The Heathers are a group of high school girls who basically run the show. As a unit, they are organized, goal-oriented, powerful, and popular, a pack of perfect specimens with (supposedly) perfect lives. Veronica is also a member of the Heathers, turning the trio into a foursome, but her addition to the clique is based mostly on money and family, not on actual interest. Veronica would like nothing more than to destroy the monster she has helped create, and she’s about to get her chance. A new kid in town, Jason Dean, immediately catches her eye, and then convinces her that she doesn’t need the Heathers to be happy. Actually, according to J.D., Veronica needs them to die in order to be happy, which is news to her.

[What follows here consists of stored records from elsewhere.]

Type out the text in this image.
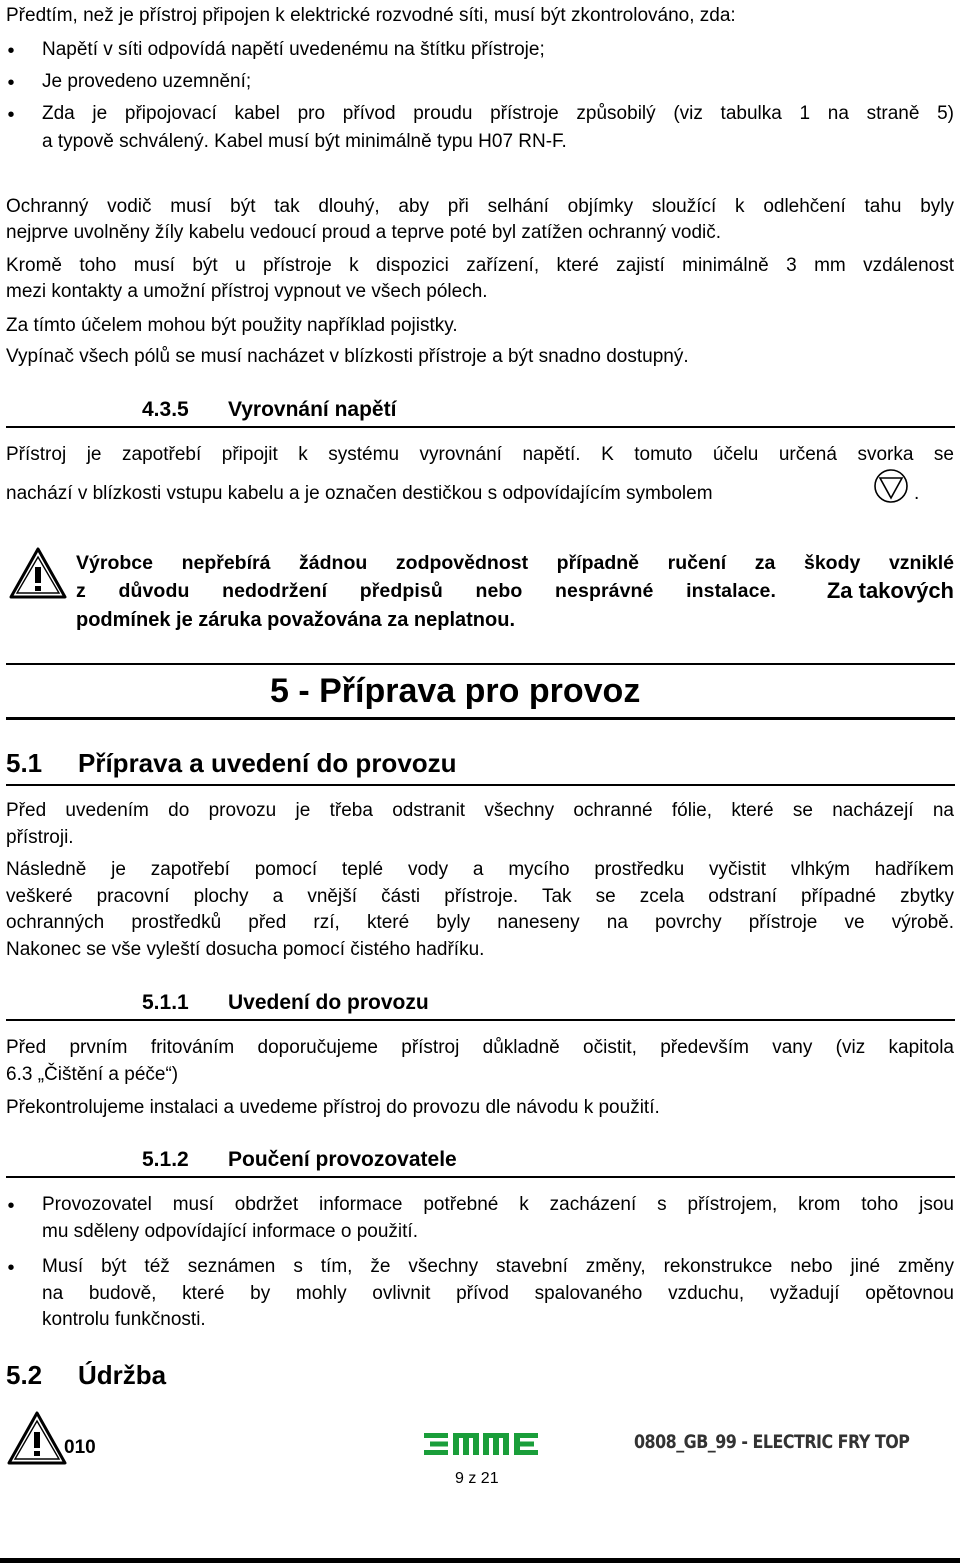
Předtím, než je přístroj připojen k elektrické rozvodné síti, musí být zkontrolováno, zda:
• Napětí v síti odpovídá napětí uvedenému na štítku přístroje;
• Je provedeno uzemnění;
• Zda je připojovací kabel pro přívod proudu přístroje způsobilý (viz tabulka 1 na straně 5)
a typově schválený. Kabel musí být minimálně typu H07 RN-F.
Ochranný vodič musí být tak dlouhý, aby při selhání objímky sloužící k odlehčení tahu byly
nejprve uvolněny žíly kabelu vedoucí proud a teprve poté byl zatížen ochranný vodič.
Kromě toho musí být u přístroje k dispozici zařízení, které zajistí minimálně 3 mm vzdálenost
mezi kontakty a umožní přístroj vypnout ve všech pólech.
Za tímto účelem mohou být použity například pojistky.
Vypínač všech pólů se musí nacházet v blízkosti přístroje a být snadno dostupný.
4.3.5 Vyrovnání napětí
Přístroj je zapotřebí připojit k systému vyrovnání napětí. K tomuto účelu určená svorka se
nachází v blízkosti vstupu kabelu a je označen destičkou s odpovídajícím symbolem	.
Výrobce nepřebírá žádnou zodpovědnost případně ručení za škody vzniklé
z důvodu nedodržení předpisů nebo nesprávné instalace. Za takových
podmínek je záruka považována za neplatnou.
5 - Příprava pro provoz
5.1 Příprava a uvedení do provozu
Před uvedením do provozu je třeba odstranit všechny ochranné fólie, které se nacházejí na
přístroji.
Následně je zapotřebí pomocí teplé vody a mycího prostředku vyčistit vlhkým hadříkem
veškeré pracovní plochy a vnější části přístroje. Tak se zcela odstraní případné zbytky
ochranných prostředků před rzí, které byly naneseny na povrchy přístroje ve výrobě.
Nakonec se vše vyleští dosucha pomocí čistého hadříku.
5.1.1 Uvedení do provozu
Před prvním fritováním doporučujeme přístroj důkladně očistit, především vany (viz kapitola
6.3 „Čištění a péče“)
Překontrolujeme instalaci a uvedeme přístroj do provozu dle návodu k použití.
5.1.2 Poučení provozovatele
• Provozovatel musí obdržet informace potřebné k zacházení s přístrojem, krom toho jsou
mu sděleny odpovídající informace o použití.
• Musí být též seznámen s tím, že všechny stavební změny, rekonstrukce nebo jiné změny
na budově, které by mohly ovlivnit přívod spalovaného vzduchu, vyžadují opětovnou
kontrolu funkčnosti.
5.2 Údržba
010	0808_GB_99 - ELECTRIC FRY TOP
9 z 21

I don’t know how, but Heathers is both bitching and bitchy at the same time. It’s a pillar of 80s culture and film making, but it’s also terrible, a skit of a movie that, if it premiered today, we would call the worst thing since unsliced bread. Ryder is a terrible actress, Slater is only copying Jack Nicholson, and the three Heathers aren’t any better. It’s oddly violent, simply bizarre, and comes across as a sick joke that was somehow, for some reason, filmed. But at the same time, it’s also time capsule gold. The catchphrases, the clothes, the teenage angst; gift-wrapped for your enjoyment. Some of the lines will go down as among the most quotable of all time, while others sink to the floor in a puddle of their vomit. I’m not sure I’ve ever come across a movie that is more frenetic and straight up weird, nor do I quite know what to make of it. As an 80s fan, Heathers is “very”; as a film critic, it really, really isn’t.